The golden – honey fruit has a long culinary history and a broad geography in origin. Jewish belief is that it was in fact the quince, rather than the apple, which Eve picked on that fateful day. In Ancient Greece brides would nibble on quince to sweeten their breath before entering the bed chamber, and it was the main ingredient in the Portuguese marmalada; Henry VIII’s favourite import.

It was through my research on fruit preserves that I first encountered this underused member of the rosacea family. The Tudor sweetmeat is a close relative of the Spanish dulce de membrillo, an excellent addition any cheeseboard. Many recipes can be found online and it is a simple, if lengthy process perfect for filling a blustery October day. Today I aim to guide readers to a more accessible way of introducing the quince into every day cookery. I should point out that I take inspiration from a medieval dish of ‘pear baked in wine’ for the infusion of fortified wine and cinnamon in the poaching stock.


Poached Quince

Take a sharp knife and cut 5 quince into quarters. Carefully remove the core and lay cut side down into a large ovenproof pot. Pour 300ml water and 100ml madeira wine. Finish with a generous slug of honey and a couple of small cinnamon sticks. Cover and bake for 30 – 40 minutes or until cooked through.

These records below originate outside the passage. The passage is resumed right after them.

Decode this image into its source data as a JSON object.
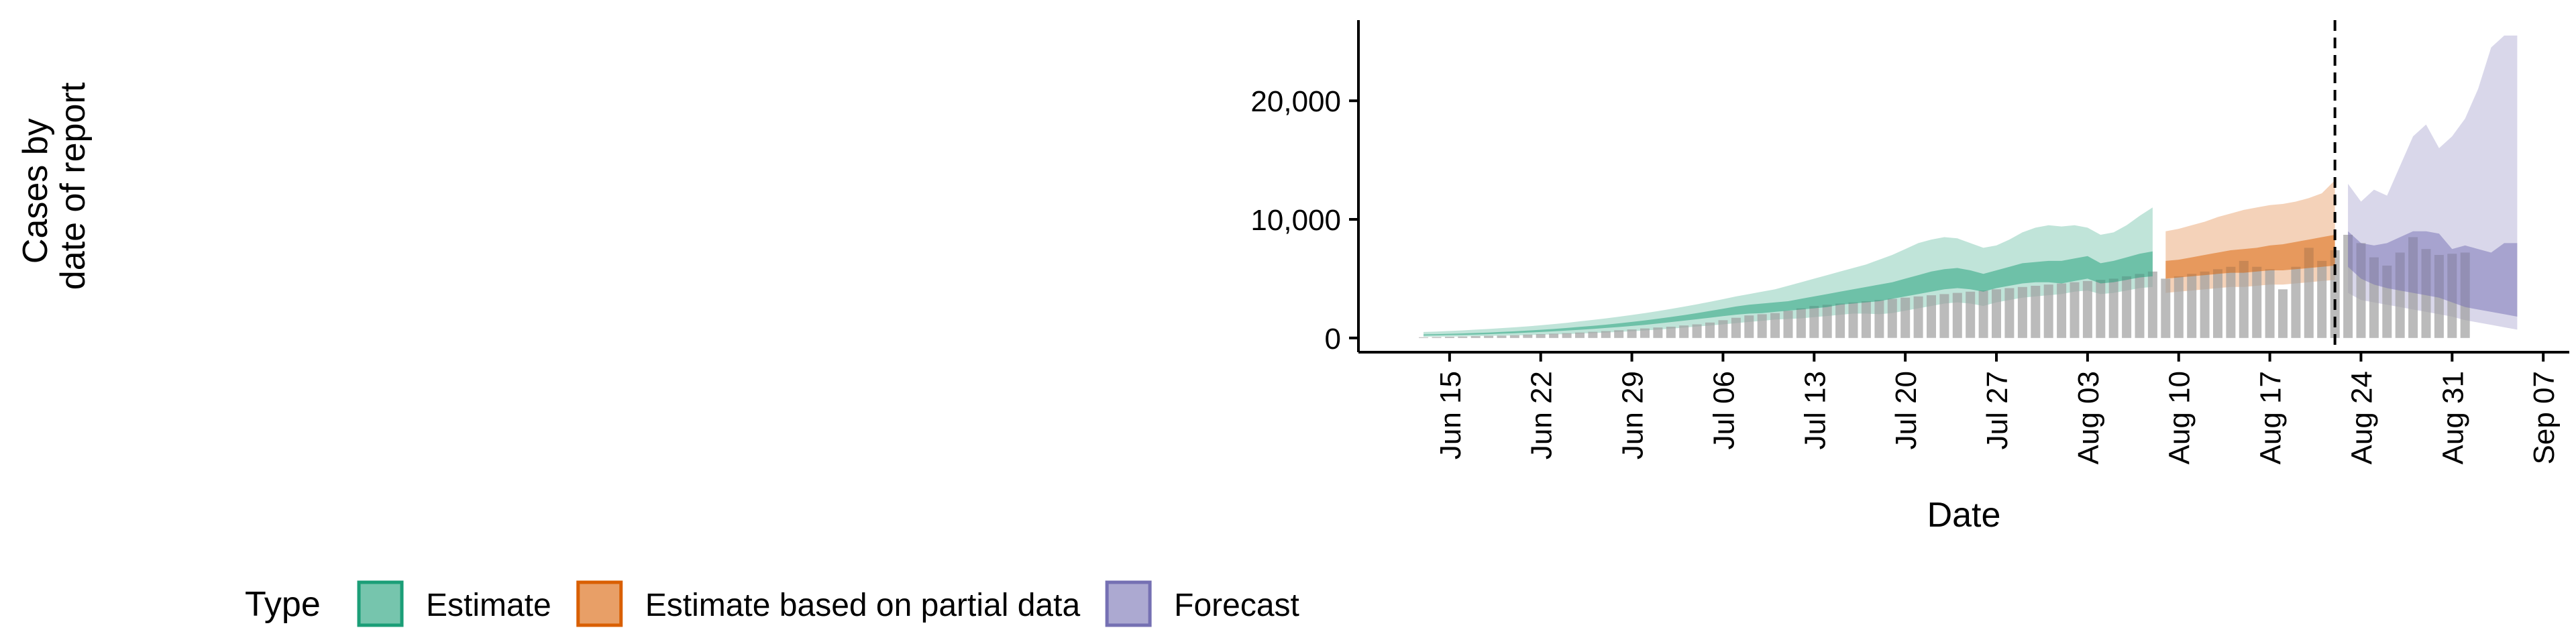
{
  "chart_data": {
    "type": "area",
    "xlabel": "Date",
    "ylabel_lines": [
      "Cases by",
      "date of report"
    ],
    "x_ticks": [
      "Jun 15",
      "Jun 22",
      "Jun 29",
      "Jul 06",
      "Jul 13",
      "Jul 20",
      "Jul 27",
      "Aug 03",
      "Aug 10",
      "Aug 17",
      "Aug 24",
      "Aug 31",
      "Sep 07"
    ],
    "x_tick_dates": [
      "2020-06-15",
      "2020-06-22",
      "2020-06-29",
      "2020-07-06",
      "2020-07-13",
      "2020-07-20",
      "2020-07-27",
      "2020-08-03",
      "2020-08-10",
      "2020-08-17",
      "2020-08-24",
      "2020-08-31",
      "2020-09-07"
    ],
    "x_range": [
      "2020-06-08",
      "2020-09-09"
    ],
    "y_ticks": [
      0,
      10000,
      20000
    ],
    "y_tick_labels": [
      "0",
      "10,000",
      "20,000"
    ],
    "ylim": [
      -1200,
      26800
    ],
    "grid": false,
    "vline_date": "2020-08-22",
    "vline_style": "dashed",
    "legend": {
      "title": "Type",
      "position": "bottom",
      "entries": [
        {
          "label": "Estimate",
          "color": "#1b9e77"
        },
        {
          "label": "Estimate based on partial data",
          "color": "#d95f02"
        },
        {
          "label": "Forecast",
          "color": "#7570b3"
        }
      ]
    },
    "bar_color": "#9e9e9e",
    "reported_cases": {
      "start_date": "2020-06-13",
      "values": [
        60,
        80,
        100,
        120,
        150,
        180,
        200,
        230,
        280,
        320,
        360,
        400,
        460,
        520,
        580,
        650,
        720,
        800,
        880,
        950,
        1050,
        1150,
        1300,
        1500,
        1700,
        1900,
        2000,
        2100,
        2300,
        2500,
        2700,
        2800,
        2900,
        3000,
        3100,
        3200,
        3300,
        3400,
        3500,
        3600,
        3700,
        3800,
        3900,
        4000,
        4100,
        4200,
        4300,
        4400,
        4500,
        4600,
        4700,
        4800,
        4900,
        5000,
        5200,
        5400,
        5600,
        5000,
        5200,
        5400,
        5600,
        5800,
        6000,
        6500,
        6000,
        5800,
        4100,
        6000,
        7600,
        6500,
        7400,
        8700,
        8000,
        6800,
        6100,
        7200,
        8500,
        7500,
        7000,
        7100,
        7200
      ]
    },
    "series": [
      {
        "name": "Estimate",
        "color": "#1b9e77",
        "start_date": "2020-06-13",
        "end_date": "2020-08-08",
        "outer_lower": [
          100,
          110,
          120,
          130,
          150,
          170,
          190,
          210,
          240,
          270,
          300,
          330,
          370,
          410,
          460,
          510,
          570,
          630,
          700,
          780,
          870,
          960,
          1050,
          1150,
          1250,
          1350,
          1450,
          1550,
          1600,
          1650,
          1750,
          1850,
          1950,
          2050,
          2050,
          2000,
          2100,
          2300,
          2500,
          2700,
          2900,
          3000,
          2900,
          2700,
          3000,
          3200,
          3400,
          3500,
          3600,
          3700,
          3900,
          4000,
          3700,
          3800,
          4000,
          4200,
          4300
        ],
        "inner_lower": [
          200,
          220,
          240,
          260,
          290,
          320,
          360,
          400,
          450,
          500,
          560,
          620,
          690,
          760,
          840,
          920,
          1010,
          1110,
          1220,
          1340,
          1460,
          1580,
          1710,
          1840,
          1960,
          2050,
          2100,
          2200,
          2300,
          2400,
          2500,
          2600,
          2800,
          2900,
          3000,
          3100,
          3300,
          3500,
          3700,
          3900,
          4100,
          4200,
          4100,
          3900,
          4200,
          4400,
          4600,
          4700,
          4700,
          4600,
          4800,
          5000,
          4600,
          4700,
          4900,
          5100,
          5200
        ],
        "inner_upper": [
          300,
          320,
          350,
          380,
          420,
          460,
          510,
          560,
          620,
          690,
          760,
          840,
          930,
          1020,
          1120,
          1230,
          1350,
          1480,
          1620,
          1770,
          1930,
          2100,
          2280,
          2460,
          2650,
          2800,
          2900,
          3000,
          3100,
          3300,
          3500,
          3700,
          3900,
          4100,
          4300,
          4500,
          4700,
          5000,
          5300,
          5600,
          5800,
          5900,
          5700,
          5400,
          5700,
          6000,
          6300,
          6400,
          6500,
          6500,
          6700,
          6900,
          6300,
          6500,
          6800,
          7100,
          7300
        ],
        "outer_upper": [
          500,
          540,
          590,
          640,
          700,
          760,
          830,
          900,
          980,
          1070,
          1170,
          1280,
          1400,
          1520,
          1650,
          1790,
          1940,
          2100,
          2270,
          2450,
          2640,
          2840,
          3050,
          3270,
          3500,
          3700,
          3900,
          4100,
          4400,
          4700,
          5000,
          5300,
          5600,
          5900,
          6200,
          6600,
          7000,
          7500,
          8000,
          8300,
          8500,
          8400,
          8000,
          7600,
          7800,
          8300,
          8900,
          9300,
          9500,
          9400,
          9500,
          9300,
          8700,
          8900,
          9500,
          10300,
          11000
        ]
      },
      {
        "name": "Estimate based on partial data",
        "color": "#d95f02",
        "start_date": "2020-08-09",
        "end_date": "2020-08-22",
        "outer_lower": [
          3800,
          3900,
          4000,
          4100,
          4200,
          4300,
          4300,
          4400,
          4500,
          4500,
          4600,
          4700,
          4800,
          4900
        ],
        "inner_lower": [
          5000,
          5100,
          5200,
          5300,
          5400,
          5500,
          5500,
          5600,
          5700,
          5700,
          5800,
          5900,
          6000,
          6100
        ],
        "inner_upper": [
          6500,
          6600,
          6800,
          7000,
          7200,
          7400,
          7500,
          7600,
          7800,
          7900,
          8100,
          8300,
          8500,
          8700
        ],
        "outer_upper": [
          9000,
          9200,
          9500,
          9800,
          10200,
          10500,
          10800,
          11000,
          11200,
          11300,
          11500,
          11800,
          12200,
          13300
        ]
      },
      {
        "name": "Forecast",
        "color": "#7570b3",
        "start_date": "2020-08-23",
        "end_date": "2020-09-05",
        "outer_lower": [
          3800,
          3200,
          3000,
          2800,
          2600,
          2400,
          2200,
          2000,
          1800,
          1500,
          1300,
          1100,
          900,
          700
        ],
        "inner_lower": [
          6000,
          5000,
          4500,
          4200,
          4000,
          3800,
          3600,
          3400,
          3000,
          2600,
          2400,
          2200,
          2000,
          1800
        ],
        "inner_upper": [
          9000,
          8000,
          7800,
          8000,
          8500,
          9000,
          9000,
          8800,
          7500,
          7800,
          7500,
          7200,
          8000,
          8000
        ],
        "outer_upper": [
          13000,
          11500,
          12500,
          12000,
          14500,
          17000,
          18000,
          16000,
          17000,
          18500,
          21000,
          24500,
          25500,
          25500
        ]
      }
    ]
  }
}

The quince can be eaten hot or cold at this stage; with a spoonful of creme fraiche and an extra drizzle of honey. Or pop them in the bottom of a roasting dish of belly pork and onions as a sharp contrast to the crackling.

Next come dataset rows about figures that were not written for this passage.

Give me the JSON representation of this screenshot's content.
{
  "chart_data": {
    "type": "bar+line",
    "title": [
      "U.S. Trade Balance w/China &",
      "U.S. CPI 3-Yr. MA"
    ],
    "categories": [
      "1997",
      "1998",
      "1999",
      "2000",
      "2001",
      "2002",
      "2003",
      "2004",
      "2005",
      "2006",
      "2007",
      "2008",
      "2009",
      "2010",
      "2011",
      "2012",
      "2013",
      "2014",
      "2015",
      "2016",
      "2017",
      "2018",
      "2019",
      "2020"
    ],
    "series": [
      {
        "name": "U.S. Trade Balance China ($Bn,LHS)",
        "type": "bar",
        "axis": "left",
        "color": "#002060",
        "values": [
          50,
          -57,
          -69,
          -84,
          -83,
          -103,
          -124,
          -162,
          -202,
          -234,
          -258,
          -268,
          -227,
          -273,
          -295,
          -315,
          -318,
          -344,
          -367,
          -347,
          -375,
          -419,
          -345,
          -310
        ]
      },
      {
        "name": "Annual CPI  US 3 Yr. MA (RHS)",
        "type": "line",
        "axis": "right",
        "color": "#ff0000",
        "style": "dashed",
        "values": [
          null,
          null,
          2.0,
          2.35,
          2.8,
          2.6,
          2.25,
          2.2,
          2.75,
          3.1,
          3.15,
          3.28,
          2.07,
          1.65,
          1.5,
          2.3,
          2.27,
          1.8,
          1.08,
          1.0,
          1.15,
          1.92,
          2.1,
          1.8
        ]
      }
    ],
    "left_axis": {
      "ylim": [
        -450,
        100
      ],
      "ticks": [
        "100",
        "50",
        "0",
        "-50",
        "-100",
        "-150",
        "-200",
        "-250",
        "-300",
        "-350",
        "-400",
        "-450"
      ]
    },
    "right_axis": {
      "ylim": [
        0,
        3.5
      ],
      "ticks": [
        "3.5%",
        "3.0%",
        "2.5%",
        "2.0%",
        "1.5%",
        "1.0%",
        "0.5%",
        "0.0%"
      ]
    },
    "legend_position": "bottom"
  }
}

Leftovers will sit quite happily in their juices for a couple of days. Hide a few in your apple pie for a floral depth that will keep people guessing. Dice into bite size pieces and stir into a rice pudding along with a little more madeira, ginger and brown sugar. They sit wonderfully with sweet and sticky flavours of cinnamon, ginger honey or maple syrup, so play around a little and help me stop the quince becoming an old forgotten fruit.